Politics & Prejudices
Senate dumbs down
The faulty belief that tax cuts are more important than producing more qualified graduates
Published: May 9, 2012
Last week, Michigan Senate Minority Leader Gretchen Whitmer (D-East Lansing) made a stunning proposal: How about closing all the loopholes in the tax system — and using that money to give every high school graduate in the state a college education?
That's not a silly idea. Michigan is one of the most undereducated states in the nation, a legacy of our old brawn-based economy, when anybody could get a good-paying job shuffling car parts on an assembly line. Everyone knows those days are gone, and are never coming back.
Once, Michigan, especially metropolitan Detroit, boasted some of the nation's highest average incomes. Today we are an appalling 39th out of the 50 states, and sinking further. (Haiti, here we come!) Michigan's growing poverty is in large part because we are more poorly educated than most states.
There is a direct cause-and-effect relationship, which gets stronger every year. Except for a few small oil- and gas-rich states like Wyoming, North Dakota and Alaska, the nation's richest states are all those with the highest proportion of college-educated adults. If Michigan is ever going to be a prosperous state again, we are going to have to find a way to compete for the high-tech, new economy jobs of the future, and you need an educated work force to do that.
The wonder is that we haven't already established a crash program to educate every reasonably intelligent young person who is smart enough for the jobs of the future. That's sort of what the federal government did when the Russians launched Sputnik and beat us into space, back in the late '50s.
That worked amazingly well. But today's shortsighted politicians haven't the faintest interest in doing anything like pouring resources into education. No, they think it is far more important to give existing businesses yet another tax cut.
State Sen. Jack Brandenburg is the Macomb County Republican in charge of the upper house's finance committee. "I don't think the state can afford to do both," to give businesses another tax break and to give kids a chance at a future.
And when it comes to a choice, Brandenburg made it clear that he will choose to shortchange the state's kids. His priority: "the personal property tax cut to manufacturers. I think we really have to concentrate on getting our economy on track."
Naturally, he, and the governor and all the Republicans will get their way. Businessmen matter more than students to them; the past is more important than the future. Whitmer's Democrats don't even have enough strength in the state Senate to fill two minivans. Jack Brandenburg is an interesting case. To be fair, he isn't malevolent, as far as I can tell. Nor filthy rich.
He just isn't very smart.
He told the Gongwer News Service, which sells its reports to media and special interests who can afford to pay for it, "Myself, I think that what we have to do here in Michigan is create a economy and get this economy back working. And [then] our kids will stay here."
Hard to disagree with that. That's exactly what we need to do. But it's hard to see how giving tax cuts to established, old-economy businesses is going to do that. Last year, Gov. Rick Snyder and his enthusiastic pals in the Legislature cut taxes for Michigan corporations by more than two-thirds. They paid for this by taxing pensions and shortchanging the schools.

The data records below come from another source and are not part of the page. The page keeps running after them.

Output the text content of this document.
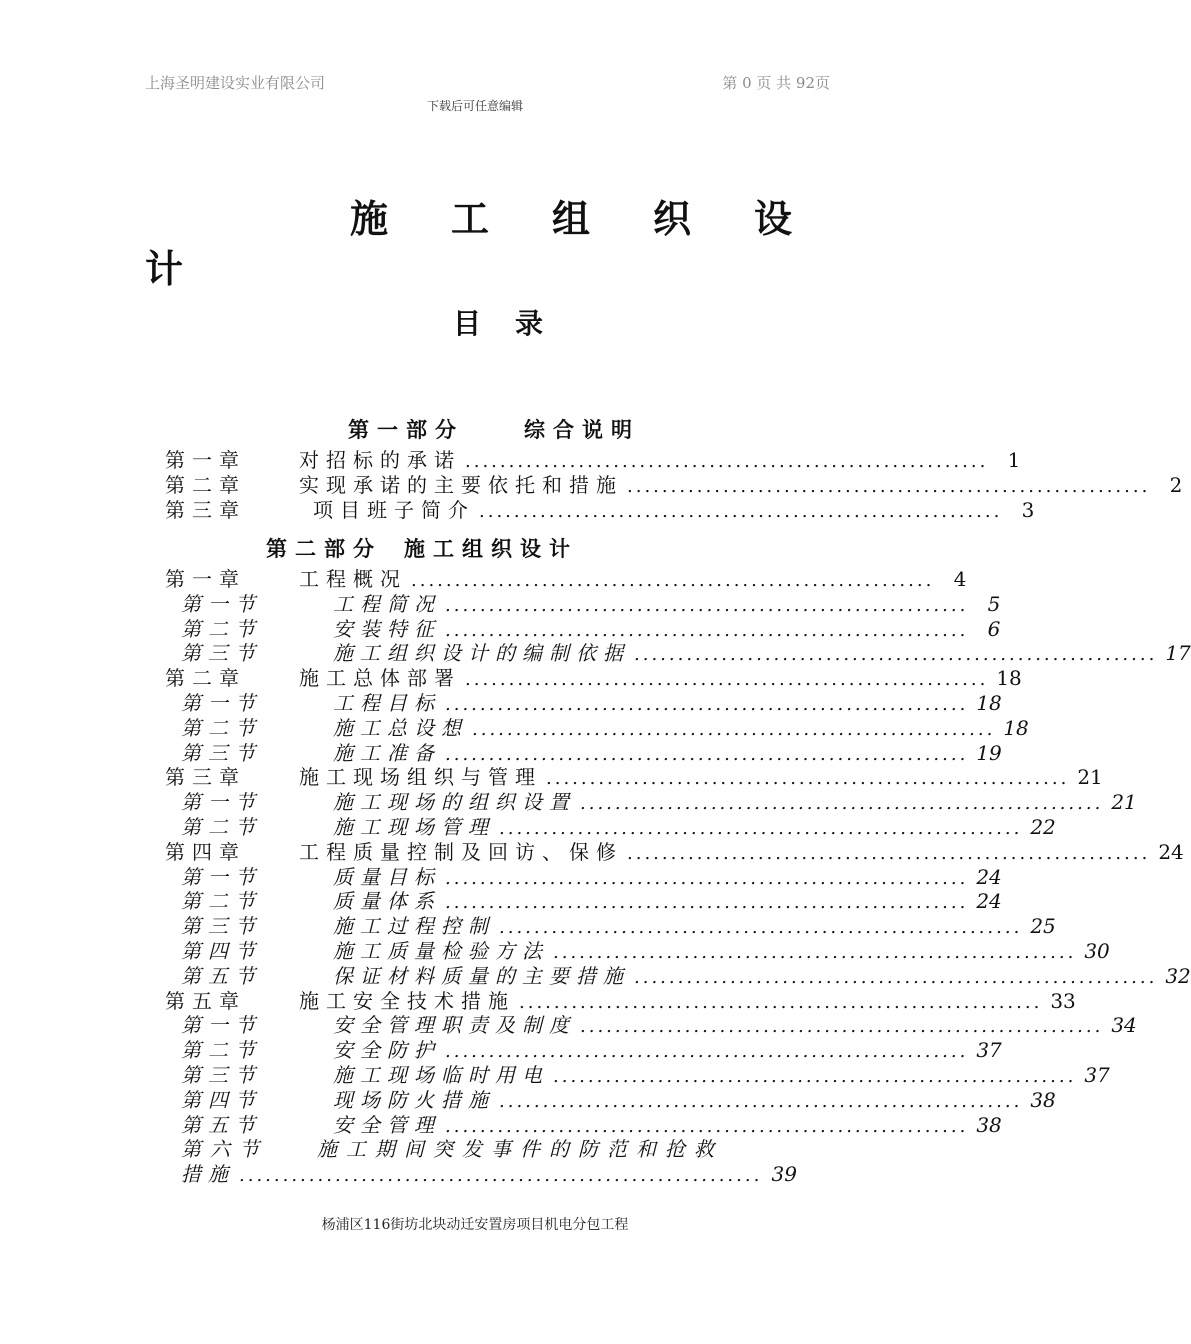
上海圣明建设实业有限公司	第 0 页 共 92页
下载后可任意编辑
施 工 组 织 设
计
目录
第一部分	综合说明
第一章	对招标的承诺 ............................................................ 1
第二章	实现承诺的主要依托和措施 ............................................................ 2
第三章	项目班子简介 ............................................................ 3
第二部分 施工组织设计
第一章	工程概况 ............................................................ 4
第一节	工程简况 ............................................................ 5
第二节	安装特征 ............................................................ 6
第三节	施工组织设计的编制依据 ............................................................ 17
第二章	施工总体部署 ............................................................ 18
第一节	工程目标 ............................................................ 18
第二节	施工总设想 ............................................................ 18
第三节	施工准备 ............................................................ 19
第三章	施工现场组织与管理 ............................................................ 21
第一节	施工现场的组织设置 ............................................................ 21
第二节	施工现场管理 ............................................................ 22
第四章	工程质量控制及回访、保修 ............................................................ 24
第一节	质量目标 ............................................................ 24
第二节	质量体系 ............................................................ 24
第三节	施工过程控制 ............................................................ 25
第四节	施工质量检验方法 ............................................................ 30
第五节	保证材料质量的主要措施 ............................................................ 32
第五章	施工安全技术措施 ............................................................ 33
第一节	安全管理职责及制度 ............................................................ 34
第二节	安全防护 ............................................................ 37
第三节	施工现场临时用电 ............................................................ 37
第四节	现场防火措施 ............................................................ 38
第五节	安全管理 ............................................................ 38
第六节 施工期间突发事件的防范和抢救
措施 ............................................................ 39
杨浦区116街坊北块动迁安置房项目机电分包工程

They also cut revenue-sharing to local governments, and now mean to screw them further. Most of the revenue from the "personal property tax," which really is a business property tax, goes to local governments. The Legislature proposes to replace only about four-fifths of that, which would be a disaster.

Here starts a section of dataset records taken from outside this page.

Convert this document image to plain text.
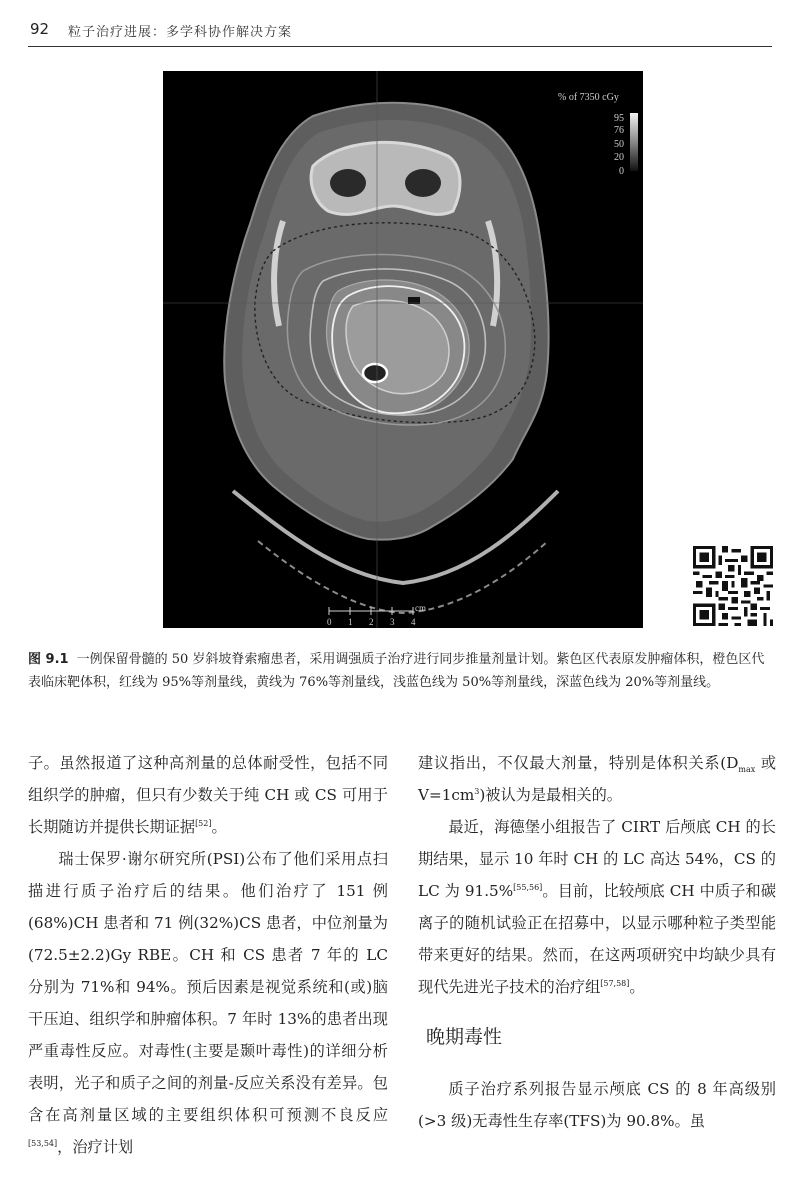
92 粒子治疗进展：多学科协作解决方案
% of 7350 cGy
95
76
50
20
0
cm
0 1 2 3 4
图 9.1 一例保留骨髓的 50 岁斜坡脊索瘤患者，采用调强质子治疗进行同步推量剂量计划。紫色区代表原发肿瘤体积，橙色区代表临床靶体积，红线为 95%等剂量线，黄线为 76%等剂量线，浅蓝色线为 50%等剂量线，深蓝色线为 20%等剂量线。

子。虽然报道了这种高剂量的总体耐受性，包括不同组织学的肿瘤，但只有少数关于纯 CH 或 CS 可用于长期随访并提供长期证据[52]。

瑞士保罗·谢尔研究所(PSI)公布了他们采用点扫描进行质子治疗后的结果。他们治疗了 151 例(68%)CH 患者和 71 例(32%)CS 患者，中位剂量为(72.5±2.2)Gy RBE。CH 和 CS 患者 7 年的 LC 分别为 71%和 94%。预后因素是视觉系统和(或)脑干压迫、组织学和肿瘤体积。7 年时 13%的患者出现严重毒性反应。对毒性(主要是颞叶毒性)的详细分析表明，光子和质子之间的剂量-反应关系没有差异。包含在高剂量区域的主要组织体积可预测不良反应[53,54]，治疗计划

建议指出，不仅最大剂量，特别是体积关系($D_{max}$ 或 $V=1cm^3$)被认为是最相关的。

最近，海德堡小组报告了 CIRT 后颅底 CH 的长期结果，显示 10 年时 CH 的 LC 高达 54%，CS 的 LC 为 91.5%[55,56]。目前，比较颅底 CH 中质子和碳离子的随机试验正在招募中，以显示哪种粒子类型能带来更好的结果。然而，在这两项研究中均缺少具有现代先进光子技术的治疗组[57,58]。

晚期毒性

质子治疗系列报告显示颅底 CS 的 8 年高级别(>3 级)无毒性生存率(TFS)为 90.8%。虽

Many cities and townships are already severely strapped for cash. There will be more crises, more layoffs, probably more emergency managers. But business owners will be richer, and, for some reason, people like Jack Brandenburg and Rick Snyder believe they are going to create new jobs as a result, evidently good-paying jobs for largely unskilled, uneducated laborers.

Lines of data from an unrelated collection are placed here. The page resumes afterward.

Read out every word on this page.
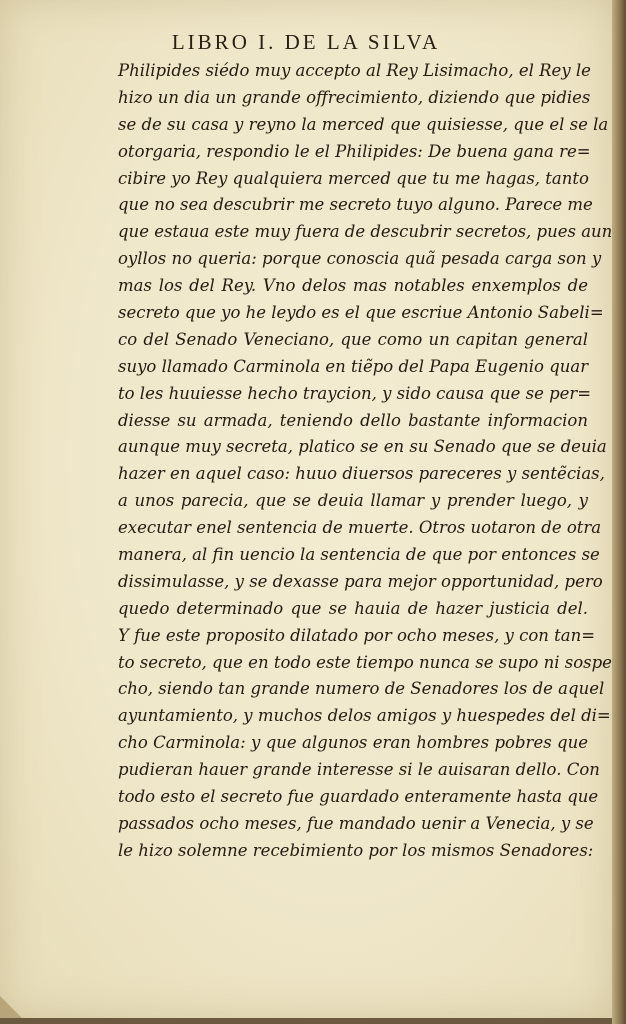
LIBRO I. DE LA SILVA
Philipides siédo muy accepto al Rey Lisimacho, el Rey le
hizo un dia un grande offrecimiento, diziendo que pidies
se de su casa y reyno la merced que quisiesse, que el se la
otorgaria, respondio le el Philipides: De buena gana re=
cibire yo Rey qualquiera merced que tu me hagas, tanto
que no sea descubrir me secreto tuyo alguno. Parece me
que estaua este muy fuera de descubrir secretos, pues aun
oyllos no queria: porque conoscia quã pesada carga son y
mas los del Rey. Vno delos mas notables enxemplos de
secreto que yo he leydo es el que escriue Antonio Sabeli=
co del Senado Veneciano, que como un capitan general
suyo llamado Carminola en tiẽpo del Papa Eugenio quar
to les huuiesse hecho traycion, y sido causa que se per=
diesse su armada, teniendo dello bastante informacion
aunque muy secreta, platico se en su Senado que se deuia
hazer en aquel caso: huuo diuersos pareceres y sentẽcias,
a unos parecia, que se deuia llamar y prender luego, y
executar enel sentencia de muerte. Otros uotaron de otra
manera, al fin uencio la sentencia de que por entonces se
dissimulasse, y se dexasse para mejor opportunidad, pero
quedo determinado que se hauia de hazer justicia del.
Y fue este proposito dilatado por ocho meses, y con tan=
to secreto, que en todo este tiempo nunca se supo ni sospe
cho, siendo tan grande numero de Senadores los de aquel
ayuntamiento, y muchos delos amigos y huespedes del di=
cho Carminola: y que algunos eran hombres pobres que
pudieran hauer grande interesse si le auisaran dello. Con
todo esto el secreto fue guardado enteramente hasta que
passados ocho meses, fue mandado uenir a Venecia, y se
le hizo solemne recebimiento por los mismos Senadores:
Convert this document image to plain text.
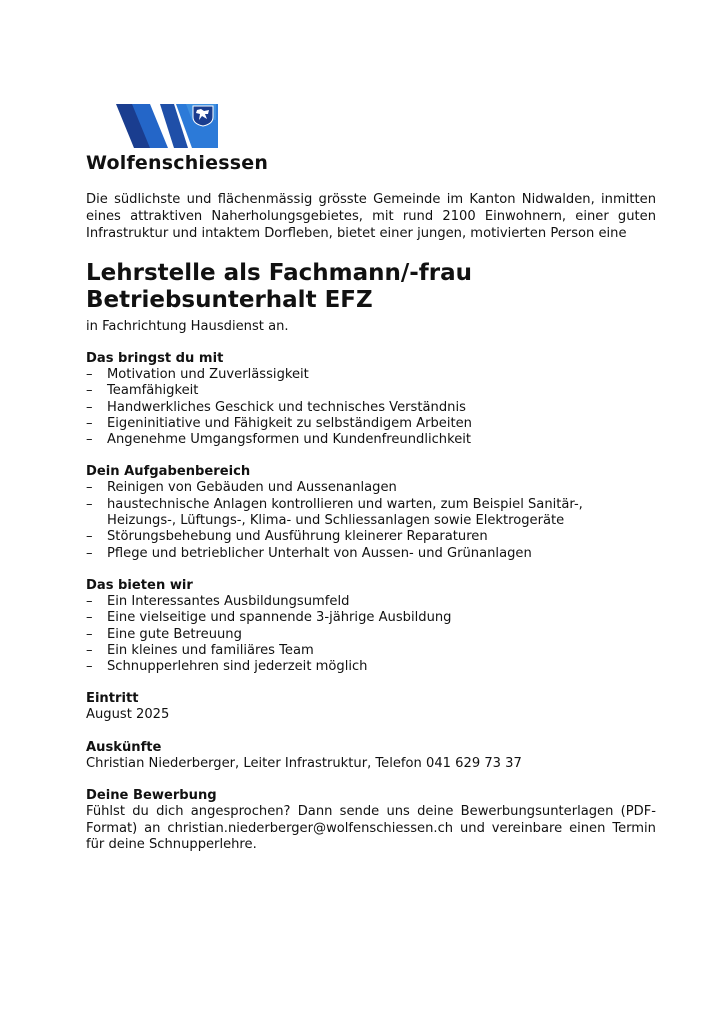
Wolfenschiessen
Die südlichste und flächenmässig grösste Gemeinde im Kanton Nidwalden, inmitten eines attraktiven Naherholungsgebietes, mit rund 2100 Einwohnern, einer guten Infrastruktur und intaktem Dorfleben, bietet einer jungen, motivierten Person eine
Lehrstelle als Fachmann/-frau
Betriebsunterhalt EFZ
in Fachrichtung Hausdienst an.
Das bringst du mit
– Motivation und Zuverlässigkeit
– Teamfähigkeit
– Handwerkliches Geschick und technisches Verständnis
– Eigeninitiative und Fähigkeit zu selbständigem Arbeiten
– Angenehme Umgangsformen und Kundenfreundlichkeit
Dein Aufgabenbereich
– Reinigen von Gebäuden und Aussenanlagen
– haustechnische Anlagen kontrollieren und warten, zum Beispiel Sanitär-, Heizungs-, Lüftungs-, Klima- und Schliessanlagen sowie Elektrogeräte
– Störungsbehebung und Ausführung kleinerer Reparaturen
– Pflege und betrieblicher Unterhalt von Aussen- und Grünanlagen
Das bieten wir
– Ein Interessantes Ausbildungsumfeld
– Eine vielseitige und spannende 3-jährige Ausbildung
– Eine gute Betreuung
– Ein kleines und familiäres Team
– Schnupperlehren sind jederzeit möglich
Eintritt

August 2025

Auskünfte

Christian Niederberger, Leiter Infrastruktur, Telefon 041 629 73 37

Deine Bewerbung

Fühlst du dich angesprochen? Dann sende uns deine Bewerbungsunterlagen (PDF-Format) an christian.niederberger@wolfenschiessen.ch und vereinbare einen Termin für deine Schnupperlehre.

Why would anyone think such a thing? Because they are stuck in the past. Brandenburg's website talks proudly of how his father started as a truck driver for a Pepsi-Cola dealership and rose to become president of the company.
His son the state senator is now 60; he managed to get a four-year degree in business from a small college in Ohio. But he essentially founded an industrial supply company out of the trunk of his car, and built it into a profitable business.
That's not possible anymore. Part of Brandenburg's mind dimly realizes it; he sent his four kids to Michigan colleges, and has been known to complain about how much that cost. "I have always thought that our state universities were overpriced," he complained recently.
The problem is that Republicans like Brandenburg act as if they think cutting funding for higher education is actually going to bring tuition costs down.
Brandenburg and his ilk should listen to some real business leaders, the folks at Business Leaders for Michigan, who held a summit last week called "growing a higher education marketplace."
Led by Doug Rothwell, these are the forward-thinking, progressive business types who aren't squatting outside abandoned factories, waiting for Oldsmobile to come back.
The summit was eye-opening. If Brandenburg had gone, he might have learned that Michigan universities have far lower overhead costs than schools in many other large states.